Someone wanted to calculate the surface-area of a triangle of space, a plane that rose upward over an area from an altitude of three thousand feet to sea-level. The mathmatician had set up several three-by-three matrices, and used the determinant matrix to solve it using three variables. It was a waste of time, she thought, that they didn't simply plug-in the known locations of the corners of the triangular space. But one of the unknowns was I, the imaginary number that couldn't be used as a real number in the solution. How someone could use I when expressing real-surface area was beyond her, but maybe they wanted to suggest negative space. Using imaginaries didn't seem like a very efficient way of going about it, but it created some interesting possibilities in the final solution. Cramer's law covered solutions for the determinant matrix being a real number, or zero, but never an imaginary. It was a possibility that the mathematician had apparently toyed with, trying several different methods to factor out the-
"What are you doing? Don't…don't touch that-" The temporary respite of the numbers pulled away, and she realized that she freezing. Slowly, the girl raised her head slightly from where she was knelt, towards the voice that had tugged her back into reality. The figure wasn't very tall, but taller then her, maybe just reaching six feet. His dark curls framed intelligent eyes and delicate features, matching a slender body and the expression that held more fear then actual anger in it.
"There's…" he shook his head slightly, looking unsure. "There's an order to it, if it gets moved…you wouldn't understand…them…"
"You're using imaginaries in a determinant problem. You're playing with Cramer's law" She didn't know if it was a satisfactory response. It was all she could think of, though.

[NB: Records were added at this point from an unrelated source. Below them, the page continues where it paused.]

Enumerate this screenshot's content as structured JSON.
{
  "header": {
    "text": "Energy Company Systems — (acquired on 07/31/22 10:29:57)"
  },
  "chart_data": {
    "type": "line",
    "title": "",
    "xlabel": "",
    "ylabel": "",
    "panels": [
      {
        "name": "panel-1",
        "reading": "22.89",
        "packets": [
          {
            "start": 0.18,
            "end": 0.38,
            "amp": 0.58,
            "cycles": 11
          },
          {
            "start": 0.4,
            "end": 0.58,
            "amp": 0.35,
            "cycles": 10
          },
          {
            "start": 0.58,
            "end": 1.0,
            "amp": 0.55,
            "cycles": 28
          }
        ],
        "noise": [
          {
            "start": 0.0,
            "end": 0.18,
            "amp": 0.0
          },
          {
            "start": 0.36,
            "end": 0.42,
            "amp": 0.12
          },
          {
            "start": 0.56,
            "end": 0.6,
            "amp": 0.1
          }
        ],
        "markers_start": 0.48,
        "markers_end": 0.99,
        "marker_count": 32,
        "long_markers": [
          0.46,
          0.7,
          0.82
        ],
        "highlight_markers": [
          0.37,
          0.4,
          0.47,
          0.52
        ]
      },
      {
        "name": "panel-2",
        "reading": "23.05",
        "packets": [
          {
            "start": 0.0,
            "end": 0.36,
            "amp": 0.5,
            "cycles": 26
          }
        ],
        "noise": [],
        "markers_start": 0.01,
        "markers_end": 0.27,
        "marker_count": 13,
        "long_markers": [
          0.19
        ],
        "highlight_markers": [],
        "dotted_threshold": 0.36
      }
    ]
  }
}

He looked surprised at her answer, mystified, and even more perplexed with the idea of being perplexed then actually nonplussed at the fact that she knew what she was talking about. It really isn't difficult math until you get into it, she thought. From the volume of paper on the floor, whoever had begun this stash was definitely into it. She slowly stood up from where she had been kneeling, the awkwardness of the situation starting to creep into her mind.
"Charlie?" A voice came from down the hall and interrupted her in mid movement. She straightened slowly, her darkened eyes refusing to meet those of this strange person.
The other man who had brought her here entered the room, followed by another, older one. The three of them bore a strange resemblance to each other.
"Don?" The man with the curls had a soft, lilting voice. He turned towards the two men who had just entered the room, eyes filled with urgency, looking for some sort of guidance as to why there was a stranger wading in his sea of calculations. She got the impression of a helpless animal cub without his mother, worried and lost. She had no idea how close she came in that analogy.
"Charlie. Don't worry, she's with me." The new arrival stepped forward as though to shield the two figures who were staring at each other.
"I've been charged with protecting someone for awhile, and I didn't know what to do instead of bringing her home. She has connection to… a case, and I thought that she'd be safest where I could keep a direct eye on her." It was obvious that there were several unspoken implications in his words.
The man turned towards the young woman, who stood, swaying slightly, wondering when things would stop spinning around her. She couldn't remember when they had started this particular trick, but it seemed to her that the other people and papers were floating a few feet above the ground, moving in dizzying circles.
"Lily, this is Charlie, my brother. Charlie, this is Lily."